The Pankhursts flitted between a new house in London’s Russell Square and Manchester, Emmeline throwing herself into the role of political hostess while the children jostled for her attention which, when it was given at all, was usually lavished on confident, beautiful Christabel. Sylvia and Adela particularly suffered from this genteel neglect. Sylvia had poor eyesight, but since Emmeline disapproved of glasses she was never allowed a pair and so endured migraines for years.
In this charged environment, dysfunctionality reigned: the squabbles and more serious relationship breakdowns that blighted the Pankhursts’ adult lives were, says Pugh, ‘clearly foreshadowed in childhood’.79 During this time Emmeline was always exquisitely dressed in the latest Paris fashions, and despised women who looked shabby.
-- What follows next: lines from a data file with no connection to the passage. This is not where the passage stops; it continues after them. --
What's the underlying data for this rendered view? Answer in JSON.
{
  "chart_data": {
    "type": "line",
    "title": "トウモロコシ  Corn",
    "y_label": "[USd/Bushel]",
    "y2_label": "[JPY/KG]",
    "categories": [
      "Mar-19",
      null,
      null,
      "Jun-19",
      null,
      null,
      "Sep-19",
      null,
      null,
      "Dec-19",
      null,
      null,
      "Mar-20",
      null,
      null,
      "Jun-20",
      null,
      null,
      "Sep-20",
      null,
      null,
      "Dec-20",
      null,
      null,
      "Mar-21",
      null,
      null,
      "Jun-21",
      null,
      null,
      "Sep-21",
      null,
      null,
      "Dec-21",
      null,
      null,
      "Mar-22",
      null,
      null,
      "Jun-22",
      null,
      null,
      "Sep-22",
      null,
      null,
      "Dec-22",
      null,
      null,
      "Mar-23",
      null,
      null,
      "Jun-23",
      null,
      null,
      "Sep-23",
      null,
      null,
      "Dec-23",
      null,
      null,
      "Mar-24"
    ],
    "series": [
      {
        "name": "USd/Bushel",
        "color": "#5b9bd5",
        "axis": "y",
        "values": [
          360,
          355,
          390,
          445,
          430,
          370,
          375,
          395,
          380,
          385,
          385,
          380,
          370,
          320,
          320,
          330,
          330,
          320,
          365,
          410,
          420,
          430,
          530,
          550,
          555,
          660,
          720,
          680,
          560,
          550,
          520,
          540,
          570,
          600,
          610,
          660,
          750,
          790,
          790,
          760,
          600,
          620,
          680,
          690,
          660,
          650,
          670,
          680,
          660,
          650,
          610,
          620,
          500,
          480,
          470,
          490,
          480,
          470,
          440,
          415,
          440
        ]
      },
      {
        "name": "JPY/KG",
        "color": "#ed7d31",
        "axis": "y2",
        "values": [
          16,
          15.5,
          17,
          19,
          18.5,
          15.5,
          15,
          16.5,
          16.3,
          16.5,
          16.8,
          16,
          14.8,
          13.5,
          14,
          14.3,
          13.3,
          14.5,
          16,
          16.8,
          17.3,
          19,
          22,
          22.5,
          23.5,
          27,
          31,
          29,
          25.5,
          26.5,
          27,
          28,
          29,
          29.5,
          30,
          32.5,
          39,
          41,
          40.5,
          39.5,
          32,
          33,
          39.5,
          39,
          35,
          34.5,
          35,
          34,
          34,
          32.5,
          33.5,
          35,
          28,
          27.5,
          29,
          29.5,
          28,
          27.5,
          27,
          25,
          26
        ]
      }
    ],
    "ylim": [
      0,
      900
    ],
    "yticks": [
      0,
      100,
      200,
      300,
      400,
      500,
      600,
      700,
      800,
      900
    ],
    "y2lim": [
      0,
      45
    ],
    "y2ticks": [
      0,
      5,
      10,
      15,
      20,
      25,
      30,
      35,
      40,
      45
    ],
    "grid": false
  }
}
She would always take ‘enormous trouble over her appearance in public’, as if to reassure doubters that suffrage-seeking women were not the mannish caricatures of satirical cartoons. Sylvia, by contrast, was a notoriously shabby dresser – ‘a proper scruff’, in the words of one former trade union leader.80
Emmeline’s involvement with the women’s suffrage movement was, to begin with, politely constitutional, conforming to the widely held view that only single, unmarried women should get the vote. This was partly tactical, as it was thought that pressing for full female suffrage when 40 per cent of men still couldn’t vote was pointless and unrealistic. Emmeline’s subsequent change of tack had two catalysts. One was her election as a Poor Law guardian in Chorlton in 1894, which saw her campaign successfully for workhouse inmates to have private lockers for their possessions, warmer clothing and better food. The other was the death in 1898 of Richard – aged sixty-four – from a perforated ulcer.